Taşbaşı Kültür Merkezi’nde yapılan panel öncesi bir konuşma yapan Murat Dağı Yok Olmasın Platformu sözcüsü Funda Öz Akçura, Murat Dağ’ının iklim, doğa ve ekolojik yönden çeşitliliği olduğunu bu çeşitliliğinde maden yatakları yönünden zenginlik oluşturduğunu söyledi. Pek çok maden şirketinin onlarca yıldır maden sahası açmak için izinler aldıklarını fakat ilk ciddi girişimlerin 2000’li yıllarda başladığından sözeden Akçura, “Fakat Murat Dağ’ın da yapılan herhangi bir madencilik faaliyetinin İklimi bozmasının yanısıra; ekolojik dengeyi alt üst ederek orman habitatını yok edecek, tüm Ege Bölgesinin su rezervi olan Murat Dağı su kaynaklarının kurumasına (kirlenmesine) neden olacaktır. Murat Dağının su kaynakları Gediz Nehrinden, Susurluk Çayına ve ilimizi ilgilendiren Porsuk Çayına kadar bölgedeki pek çok akarsuyu oluşturur.

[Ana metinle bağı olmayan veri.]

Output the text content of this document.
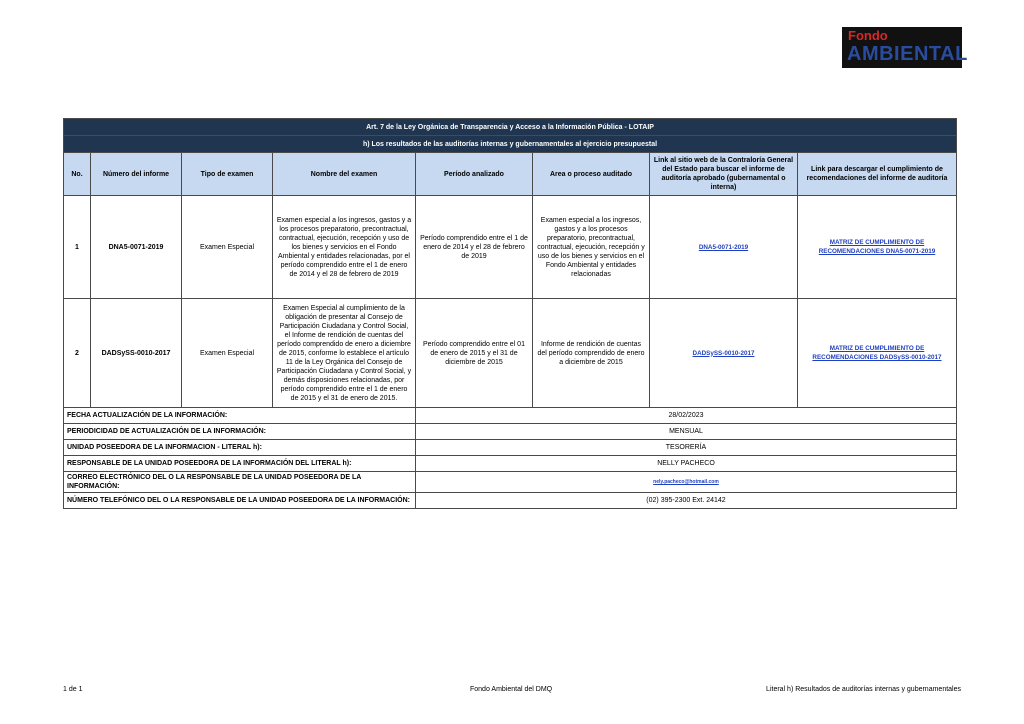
Fondo
AMBIENTAL
Art. 7 de la Ley Orgánica de Transparencia y Acceso a la Información Pública - LOTAIP							
h) Los resultados de las auditorías internas y gubernamentales al ejercicio presupuestal							
No.	Número del informe	Tipo de examen	Nombre del examen	Período analizado	Area o proceso auditado	Link al sitio web de la Contraloría General del Estado para buscar el informe de auditoría aprobado (gubernamental o interna)	Link para descargar el cumplimiento de recomendaciones del informe de auditoría
1	DNA5-0071-2019	Examen Especial	Examen especial a los ingresos, gastos y a los procesos preparatorio, precontractual, contractual, ejecución, recepción y uso de los bienes y servicios en el Fondo Ambiental y entidades relacionadas, por el período comprendido entre el 1 de enero de 2014 y el 28 de febrero de 2019	Período comprendido entre el 1 de enero de 2014 y el 28 de febrero de 2019	Examen especial a los ingresos, gastos y a los procesos preparatorio, precontractual, contractual, ejecución, recepción y uso de los bienes y servicios en el Fondo Ambiental y entidades relacionadas	DNA5-0071-2019	MATRIZ DE CUMPLIMIENTO DE RECOMENDACIONES DNA5-0071-2019
2	DADSySS-0010-2017	Examen Especial	Examen Especial al cumplimiento de la obligación de presentar al Consejo de Participación Ciudadana y Control Social, el Informe de rendición de cuentas del período comprendido de enero a diciembre de 2015, conforme lo establece el artículo 11 de la Ley Orgánica del Consejo de Participación Ciudadana y Control Social, y demás disposiciones relacionadas, por período comprendido entre el 1 de enero de 2015 y el 31 de enero de 2015.	Período comprendido entre el 01 de enero de 2015 y el 31 de diciembre de 2015	Informe de rendición de cuentas del período comprendido de enero a diciembre de 2015	DADSySS-0010-2017	MATRIZ DE CUMPLIMIENTO DE RECOMENDACIONES DADSySS-0010-2017
FECHA ACTUALIZACIÓN DE LA INFORMACIÓN:				28/02/2023			
PERIODICIDAD DE ACTUALIZACIÓN DE LA INFORMACIÓN:				MENSUAL			
UNIDAD POSEEDORA DE LA INFORMACION - LITERAL h):				TESORERÍA			
RESPONSABLE DE LA UNIDAD POSEEDORA DE LA INFORMACIÓN DEL LITERAL h):				NELLY PACHECO			
CORREO ELECTRÓNICO DEL O LA RESPONSABLE DE LA UNIDAD POSEEDORA DE LA INFORMACIÓN:				nely.pacheco@hotmail.com			
NÚMERO TELEFÓNICO DEL O LA RESPONSABLE DE LA UNIDAD POSEEDORA DE LA INFORMACIÓN:				(02) 395-2300 Ext. 24142			
1 de 1	Fondo Ambiental del DMQ	Literal h) Resultados de auditorías internas y gubernamentales
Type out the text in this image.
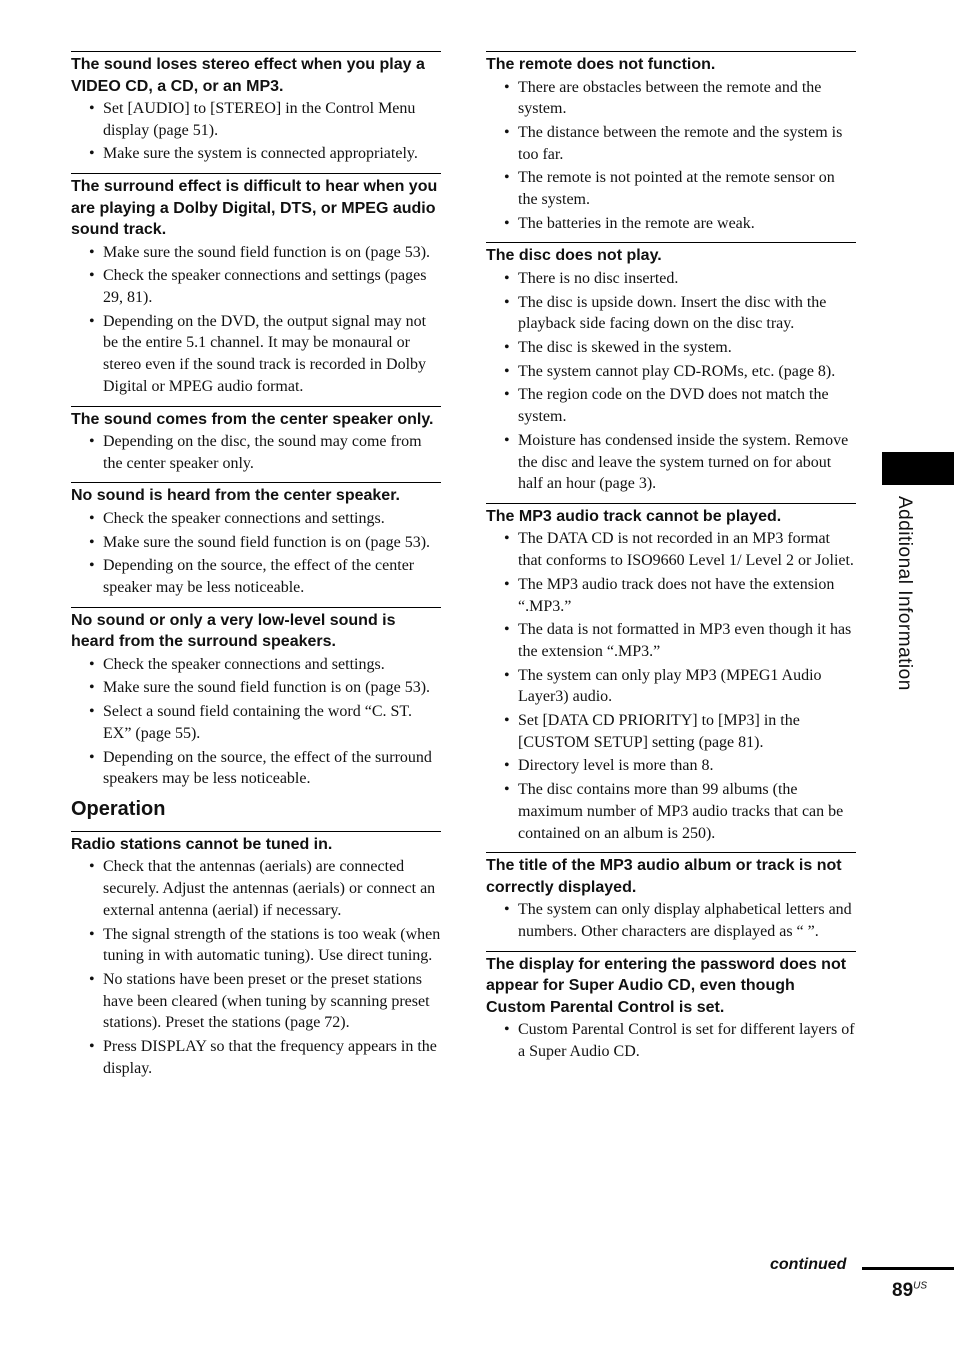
The sound loses stereo effect when you play a VIDEO CD, a CD, or an MP3.
• Set [AUDIO] to [STEREO] in the Control Menu display (page 51).
• Make sure the system is connected appropriately.
The surround effect is difficult to hear when you are playing a Dolby Digital, DTS, or MPEG audio sound track.
• Make sure the sound field function is on (page 53).
• Check the speaker connections and settings (pages 29, 81).
• Depending on the DVD, the output signal may not be the entire 5.1 channel. It may be monaural or stereo even if the sound track is recorded in Dolby Digital or MPEG audio format.
The sound comes from the center speaker only.
• Depending on the disc, the sound may come from the center speaker only.
No sound is heard from the center speaker.
• Check the speaker connections and settings.
• Make sure the sound field function is on (page 53).
• Depending on the source, the effect of the center speaker may be less noticeable.
No sound or only a very low-level sound is heard from the surround speakers.
• Check the speaker connections and settings.
• Make sure the sound field function is on (page 53).
• Select a sound field containing the word “C. ST. EX” (page 55).
• Depending on the source, the effect of the surround speakers may be less noticeable.
Operation
Radio stations cannot be tuned in.
• Check that the antennas (aerials) are connected securely. Adjust the antennas (aerials) or connect an external antenna (aerial) if necessary.
• The signal strength of the stations is too weak (when tuning in with automatic tuning). Use direct tuning.
• No stations have been preset or the preset stations have been cleared (when tuning by scanning preset stations). Preset the stations (page 72).
• Press DISPLAY so that the frequency appears in the display.
The remote does not function.
• There are obstacles between the remote and the system.
• The distance between the remote and the system is too far.
• The remote is not pointed at the remote sensor on the system.
• The batteries in the remote are weak.
The disc does not play.
• There is no disc inserted.
• The disc is upside down. Insert the disc with the playback side facing down on the disc tray.
• The disc is skewed in the system.
• The system cannot play CD-ROMs, etc. (page 8).
• The region code on the DVD does not match the system.
• Moisture has condensed inside the system. Remove the disc and leave the system turned on for about half an hour (page 3).
The MP3 audio track cannot be played.
• The DATA CD is not recorded in an MP3 format that conforms to ISO9660 Level 1/ Level 2 or Joliet.
• The MP3 audio track does not have the extension “.MP3.”
• The data is not formatted in MP3 even though it has the extension “.MP3.”
• The system can only play MP3 (MPEG1 Audio Layer3) audio.
• Set [DATA CD PRIORITY] to [MP3] in the [CUSTOM SETUP] setting (page 81).
• Directory level is more than 8.
• The disc contains more than 99 albums (the maximum number of MP3 audio tracks that can be contained on an album is 250).
The title of the MP3 audio album or track is not correctly displayed.
• The system can only display alphabetical letters and numbers. Other characters are displayed as “ ”.
The display for entering the password does not appear for Super Audio CD, even though Custom Parental Control is set.
• Custom Parental Control is set for different layers of a Super Audio CD.
Additional Information
continued
$89^{US}$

Murat Dağı Yok Olmasın Platformu ülkemizdeki  bu doğal ortamın yok olmaması ve en temel yaşam hakkımız olan suyumuzun temiz, kullanılabilir ve bol kalması ihtiyacı ile onlarca STK, belediye ve dernekle oluşturulmuştur. Uşak’ ta kurulan platform, çevre illerdeki örgütlerle işbirliği yapmaktadır. Altın madeni işletmeciliği yapmak isteyen şirket aleyhinde dava açılmıştır” dedi.

TTB Halk Sağlığı Kolu temsilcisi, Dokuz Eylül Üniversitesi Halk Sağlığı Bölümü Öğretim Görevlisi Dr Ahmet Soysal ise Bergama’yla başlayan şu anda ise güncel olarak Kaz dağları ve Murat Dağlarıyla devam eden altın madenciliğinin insan sağlığına yaptığı zararları ve çevre tahrifatlarını anlattı. Bir doktor ve bu ülkede yaşayan bir insan olarak ABD, Kanada ve Avrupa’ da artık yapılmayan bir madenciliğin ne için, neye göre, ne uğruna ülkemizde yapıldığını anlamadım.  TTB (Türk Tabipler Birliği) nin her zaman, her koşulda sağlığı ve yaşam hakkını savunmuştur” diye konuştu.

Eskişehir Büyükşehir Belediyesi Çevre Koruma ve Kontrol Dairesi Başkanlığında çalışan Çevre Mühendisi Sinem Şaylı, Eskişehir İlinin bu süreçlerden nasıl etkilendiğini ve sürece katkılarından sözedip, Murat dağının il sınırları içinde olmaması nedeniyle davaya taraf olunamadığını fakat Eskişehir Büyükşehir Belediyesi olarak davaya müdahil olunduğunu söyledi.